Gebeden op de elfde zondag door het jaar
Inleiding:
We leven in een tijd van de instant koffie en de kant en klare
maaltijden.
Klaar in in mum van tijd. Je hebt prefab huizen, in een week op te
bouwen. Je hebt allerlei machines en computers, die in een uur doen
waar we vroeger een hele dag voor nodig hadden. Het gevolg is wel dat
we haastige mensen geworden zijn. We zijn weggegroeid van de natuur,
die steeds een geleidelijk proces laat zien.
Hoeveel mensen eten een snee brood zonder te weten van het graan,
gezaaid, na verloop van tijd geoogst, gedorst, gemalen en gebakken?
Hoeveel mensen halen hun eten uit de muur, allerlei hapklare brokken,
zonder dat ze weten wat erin zit? We zien wel de producten maar niet de
lange weg die daaraan voorafgegaan is, en dat is een enorme verarming.
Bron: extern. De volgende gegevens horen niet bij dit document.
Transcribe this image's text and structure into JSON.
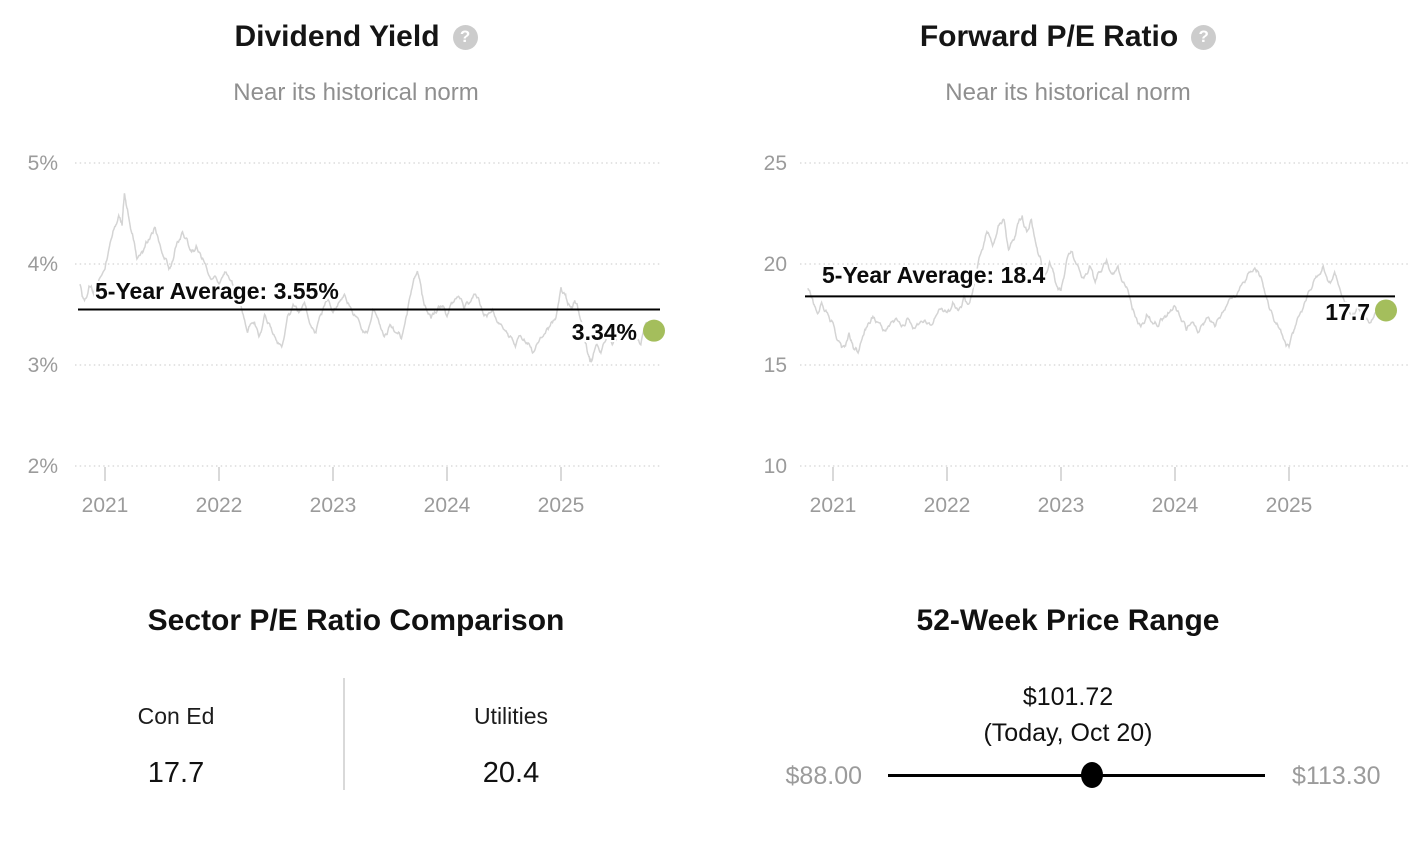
{
  "icons": {
    "help": "?"
  },
  "colors": {
    "accent_green": "#a4be5c",
    "series_gray": "#d4d4d4",
    "gridline_gray": "#dcdcdc",
    "tick_gray": "#cccccc",
    "axis_text_gray": "#9b9b9b",
    "muted_gray": "#8f8f8f",
    "text_black": "#151515"
  },
  "chart_data": [
    {
      "id": "dividend_yield",
      "type": "line",
      "title": "Dividend Yield",
      "subtitle": "Near its historical norm",
      "average_label": "5-Year Average: 3.55%",
      "average_value": 3.55,
      "current_label": "3.34%",
      "current_value": 3.34,
      "ylim": [
        2,
        5
      ],
      "grid": "dotted-horizontal",
      "legend": "none",
      "y_ticks": [
        {
          "value": 5,
          "label": "5%"
        },
        {
          "value": 4,
          "label": "4%"
        },
        {
          "value": 3,
          "label": "3%"
        },
        {
          "value": 2,
          "label": "2%"
        }
      ],
      "x_ticks": [
        {
          "value": 2021,
          "label": "2021"
        },
        {
          "value": 2022,
          "label": "2022"
        },
        {
          "value": 2023,
          "label": "2023"
        },
        {
          "value": 2024,
          "label": "2024"
        },
        {
          "value": 2025,
          "label": "2025"
        }
      ],
      "series": [
        [
          2020.78,
          3.8
        ],
        [
          2020.82,
          3.64
        ],
        [
          2020.86,
          3.78
        ],
        [
          2020.9,
          3.7
        ],
        [
          2020.94,
          3.82
        ],
        [
          2021.0,
          3.95
        ],
        [
          2021.04,
          4.18
        ],
        [
          2021.08,
          4.35
        ],
        [
          2021.12,
          4.48
        ],
        [
          2021.15,
          4.38
        ],
        [
          2021.17,
          4.7
        ],
        [
          2021.2,
          4.52
        ],
        [
          2021.24,
          4.3
        ],
        [
          2021.28,
          4.05
        ],
        [
          2021.32,
          4.12
        ],
        [
          2021.36,
          4.22
        ],
        [
          2021.4,
          4.28
        ],
        [
          2021.44,
          4.36
        ],
        [
          2021.48,
          4.2
        ],
        [
          2021.52,
          4.05
        ],
        [
          2021.56,
          3.95
        ],
        [
          2021.6,
          4.05
        ],
        [
          2021.64,
          4.22
        ],
        [
          2021.68,
          4.32
        ],
        [
          2021.72,
          4.25
        ],
        [
          2021.76,
          4.12
        ],
        [
          2021.8,
          4.18
        ],
        [
          2021.85,
          4.05
        ],
        [
          2021.9,
          3.92
        ],
        [
          2021.95,
          3.86
        ],
        [
          2022.0,
          3.8
        ],
        [
          2022.05,
          3.92
        ],
        [
          2022.1,
          3.84
        ],
        [
          2022.15,
          3.7
        ],
        [
          2022.2,
          3.55
        ],
        [
          2022.25,
          3.32
        ],
        [
          2022.3,
          3.42
        ],
        [
          2022.35,
          3.28
        ],
        [
          2022.4,
          3.5
        ],
        [
          2022.45,
          3.38
        ],
        [
          2022.5,
          3.25
        ],
        [
          2022.55,
          3.18
        ],
        [
          2022.6,
          3.48
        ],
        [
          2022.65,
          3.6
        ],
        [
          2022.7,
          3.52
        ],
        [
          2022.75,
          3.62
        ],
        [
          2022.8,
          3.4
        ],
        [
          2022.85,
          3.32
        ],
        [
          2022.9,
          3.5
        ],
        [
          2022.95,
          3.64
        ],
        [
          2023.0,
          3.52
        ],
        [
          2023.05,
          3.62
        ],
        [
          2023.1,
          3.7
        ],
        [
          2023.15,
          3.58
        ],
        [
          2023.2,
          3.48
        ],
        [
          2023.25,
          3.35
        ],
        [
          2023.3,
          3.32
        ],
        [
          2023.35,
          3.55
        ],
        [
          2023.4,
          3.44
        ],
        [
          2023.45,
          3.28
        ],
        [
          2023.5,
          3.4
        ],
        [
          2023.55,
          3.32
        ],
        [
          2023.6,
          3.26
        ],
        [
          2023.65,
          3.5
        ],
        [
          2023.7,
          3.8
        ],
        [
          2023.74,
          3.93
        ],
        [
          2023.78,
          3.7
        ],
        [
          2023.82,
          3.55
        ],
        [
          2023.86,
          3.46
        ],
        [
          2023.9,
          3.52
        ],
        [
          2023.95,
          3.58
        ],
        [
          2024.0,
          3.48
        ],
        [
          2024.05,
          3.62
        ],
        [
          2024.1,
          3.68
        ],
        [
          2024.15,
          3.55
        ],
        [
          2024.2,
          3.62
        ],
        [
          2024.25,
          3.7
        ],
        [
          2024.3,
          3.58
        ],
        [
          2024.35,
          3.48
        ],
        [
          2024.4,
          3.55
        ],
        [
          2024.45,
          3.42
        ],
        [
          2024.5,
          3.35
        ],
        [
          2024.55,
          3.28
        ],
        [
          2024.6,
          3.18
        ],
        [
          2024.65,
          3.28
        ],
        [
          2024.7,
          3.22
        ],
        [
          2024.75,
          3.12
        ],
        [
          2024.8,
          3.22
        ],
        [
          2024.85,
          3.3
        ],
        [
          2024.9,
          3.38
        ],
        [
          2024.95,
          3.45
        ],
        [
          2025.0,
          3.77
        ],
        [
          2025.04,
          3.7
        ],
        [
          2025.08,
          3.58
        ],
        [
          2025.12,
          3.64
        ],
        [
          2025.16,
          3.5
        ],
        [
          2025.2,
          3.3
        ],
        [
          2025.24,
          3.1
        ],
        [
          2025.27,
          3.04
        ],
        [
          2025.31,
          3.2
        ],
        [
          2025.35,
          3.12
        ],
        [
          2025.4,
          3.28
        ],
        [
          2025.45,
          3.2
        ],
        [
          2025.5,
          3.32
        ],
        [
          2025.55,
          3.25
        ],
        [
          2025.6,
          3.38
        ],
        [
          2025.65,
          3.28
        ],
        [
          2025.7,
          3.2
        ],
        [
          2025.75,
          3.42
        ],
        [
          2025.8,
          3.34
        ]
      ]
    },
    {
      "id": "forward_pe",
      "type": "line",
      "title": "Forward P/E Ratio",
      "subtitle": "Near its historical norm",
      "average_label": "5-Year Average: 18.4",
      "average_value": 18.4,
      "current_label": "17.7",
      "current_value": 17.7,
      "ylim": [
        10,
        25
      ],
      "grid": "dotted-horizontal",
      "legend": "none",
      "y_ticks": [
        {
          "value": 25,
          "label": "25"
        },
        {
          "value": 20,
          "label": "20"
        },
        {
          "value": 15,
          "label": "15"
        },
        {
          "value": 10,
          "label": "10"
        }
      ],
      "x_ticks": [
        {
          "value": 2021,
          "label": "2021"
        },
        {
          "value": 2022,
          "label": "2022"
        },
        {
          "value": 2023,
          "label": "2023"
        },
        {
          "value": 2024,
          "label": "2024"
        },
        {
          "value": 2025,
          "label": "2025"
        }
      ],
      "series": [
        [
          2020.78,
          18.8
        ],
        [
          2020.82,
          18.3
        ],
        [
          2020.86,
          17.6
        ],
        [
          2020.9,
          18.1
        ],
        [
          2020.95,
          17.6
        ],
        [
          2021.0,
          17.1
        ],
        [
          2021.05,
          16.2
        ],
        [
          2021.1,
          15.9
        ],
        [
          2021.14,
          16.6
        ],
        [
          2021.18,
          15.8
        ],
        [
          2021.22,
          15.6
        ],
        [
          2021.26,
          16.4
        ],
        [
          2021.3,
          16.9
        ],
        [
          2021.35,
          17.4
        ],
        [
          2021.4,
          17.1
        ],
        [
          2021.45,
          16.7
        ],
        [
          2021.5,
          17.0
        ],
        [
          2021.55,
          17.3
        ],
        [
          2021.6,
          16.9
        ],
        [
          2021.65,
          17.3
        ],
        [
          2021.7,
          16.8
        ],
        [
          2021.75,
          17.0
        ],
        [
          2021.8,
          17.2
        ],
        [
          2021.85,
          17.0
        ],
        [
          2021.9,
          17.4
        ],
        [
          2021.95,
          17.8
        ],
        [
          2022.0,
          17.6
        ],
        [
          2022.05,
          18.1
        ],
        [
          2022.1,
          17.7
        ],
        [
          2022.15,
          18.4
        ],
        [
          2022.2,
          18.1
        ],
        [
          2022.25,
          19.3
        ],
        [
          2022.3,
          20.6
        ],
        [
          2022.35,
          21.6
        ],
        [
          2022.4,
          20.9
        ],
        [
          2022.45,
          21.9
        ],
        [
          2022.5,
          22.2
        ],
        [
          2022.54,
          20.7
        ],
        [
          2022.58,
          21.2
        ],
        [
          2022.62,
          22.0
        ],
        [
          2022.66,
          22.4
        ],
        [
          2022.7,
          21.6
        ],
        [
          2022.74,
          22.2
        ],
        [
          2022.78,
          21.0
        ],
        [
          2022.82,
          20.3
        ],
        [
          2022.86,
          19.4
        ],
        [
          2022.9,
          20.1
        ],
        [
          2022.95,
          19.1
        ],
        [
          2023.0,
          18.7
        ],
        [
          2023.05,
          20.2
        ],
        [
          2023.1,
          20.6
        ],
        [
          2023.15,
          19.9
        ],
        [
          2023.2,
          19.3
        ],
        [
          2023.25,
          19.9
        ],
        [
          2023.3,
          19.1
        ],
        [
          2023.35,
          19.6
        ],
        [
          2023.4,
          20.2
        ],
        [
          2023.45,
          19.5
        ],
        [
          2023.5,
          19.9
        ],
        [
          2023.55,
          19.1
        ],
        [
          2023.6,
          18.4
        ],
        [
          2023.65,
          17.4
        ],
        [
          2023.7,
          16.9
        ],
        [
          2023.75,
          17.5
        ],
        [
          2023.8,
          17.1
        ],
        [
          2023.85,
          16.9
        ],
        [
          2023.9,
          17.3
        ],
        [
          2023.95,
          17.6
        ],
        [
          2024.0,
          17.9
        ],
        [
          2024.05,
          17.3
        ],
        [
          2024.1,
          16.7
        ],
        [
          2024.15,
          17.1
        ],
        [
          2024.2,
          16.6
        ],
        [
          2024.25,
          17.0
        ],
        [
          2024.3,
          17.3
        ],
        [
          2024.35,
          16.9
        ],
        [
          2024.4,
          17.4
        ],
        [
          2024.45,
          17.9
        ],
        [
          2024.5,
          18.3
        ],
        [
          2024.55,
          18.6
        ],
        [
          2024.6,
          19.1
        ],
        [
          2024.65,
          19.6
        ],
        [
          2024.7,
          19.8
        ],
        [
          2024.75,
          19.4
        ],
        [
          2024.8,
          18.4
        ],
        [
          2024.85,
          17.6
        ],
        [
          2024.9,
          17.0
        ],
        [
          2024.95,
          16.3
        ],
        [
          2025.0,
          15.9
        ],
        [
          2025.05,
          16.8
        ],
        [
          2025.1,
          17.6
        ],
        [
          2025.15,
          18.2
        ],
        [
          2025.2,
          18.8
        ],
        [
          2025.25,
          19.4
        ],
        [
          2025.3,
          19.9
        ],
        [
          2025.35,
          19.1
        ],
        [
          2025.4,
          19.6
        ],
        [
          2025.45,
          18.7
        ],
        [
          2025.5,
          18.1
        ],
        [
          2025.55,
          17.4
        ],
        [
          2025.6,
          17.9
        ],
        [
          2025.65,
          17.3
        ],
        [
          2025.7,
          17.1
        ],
        [
          2025.75,
          17.5
        ],
        [
          2025.8,
          17.4
        ],
        [
          2025.85,
          17.7
        ]
      ]
    },
    {
      "id": "sector_pe_comparison",
      "type": "table",
      "title": "Sector P/E Ratio Comparison",
      "columns": [
        {
          "label": "Con Ed",
          "value": "17.7"
        },
        {
          "label": "Utilities",
          "value": "20.4"
        }
      ]
    },
    {
      "id": "price_range_52w",
      "type": "range",
      "title": "52-Week Price Range",
      "current_label": "$101.72",
      "current_sub_label": "(Today, Oct 20)",
      "current_value": 101.72,
      "min_label": "$88.00",
      "min_value": 88.0,
      "max_label": "$113.30",
      "max_value": 113.3
    }
  ]
}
De lezingen van vandaag vragen om geloof en geduld, en dat samen. Het
geloof dat er iets groeit, ook al zie je niet hoe. Het geduld dat het
tijd nodig heeft. Vandaag zaaien en morgen de vruchten plukken, dat kan
niet.
Moge het wonder van de natuur, onze ogen ook openen voor het wonder van
Gods kerk op aarde.
Voorbede
Wij bidden om idealisten,
om mensen die geloven in de groeikracht van het goede
en die daarom blijven hopen op een betere wereld,
om mensen die de moed hebben om tegen de stroom in te gaan
en alles doen om hun dromen werkelijkheid te maken.
Laat ons zingend bidden.
Wij bidden om optimisten,
om mensen die verder kunnen kijken dan alle negatieve berichten
en oog blijven houden voor het vele goede dat er overal gedaan wordt,
om mensen die niet passief aan de kant gaan staan,
maar zich blijven inzetten voor een beter leven voor iedereen.
Laat ons zingend bidden.
Wij bidden om profeten,
om mensen die ook in onze tijd hun stem verheffen tegen onrecht
en protesteren tegen schendingen van mensenrechten,
om mensen die de samenleving wijzen op hun dwaalwegen
en zo steeds weer het zaad van een goede toekomst uitzaaien.
Laat ons zingend bidden.
Wij bidden om doorzetters,
om mensen die niet toegeven aan gevoelens van machteloosheid,
en zich niet laten ontmoedigen door teleurstellingen,
om mensen die met veel geduld blijven geloven in hun idealen
en er alles aan doen om die beetje bij beetje werkelijkheid te maken.
Laat ons zingend bidden.
God, oorsprong van alle leven,
geef dat we zijn als het mosterdzaadje,
dat wij in de kleine dingen die wij doen voor elkaar
mogen groeien in medemenselijkheid eene liefde,
opdat velen bij ons steun en geborgenheid vinden. Amen
Teksten, gebeden, gedichten bij de elfde zondag door het jaar
Een groot wonder
Het is een groot wonder,
dat het eeuwige woord van de almachtige God
in mij woning zoekt,
in mij geborgen wil zijn
als de zaadkorrel in de akker.
Gods woord is niet geborgen in mijn verstand,
maar in mijn hart.
Het doel van het woord dat uit Gods mond komt is niet,
tot het einde doordacht en geanalyseerd te worden,
maar in het hart te resoneren,
zoals het woord van iemand van wie wij houden
in ons hart woont,
ook wanneer wij er niet bewust aan denken.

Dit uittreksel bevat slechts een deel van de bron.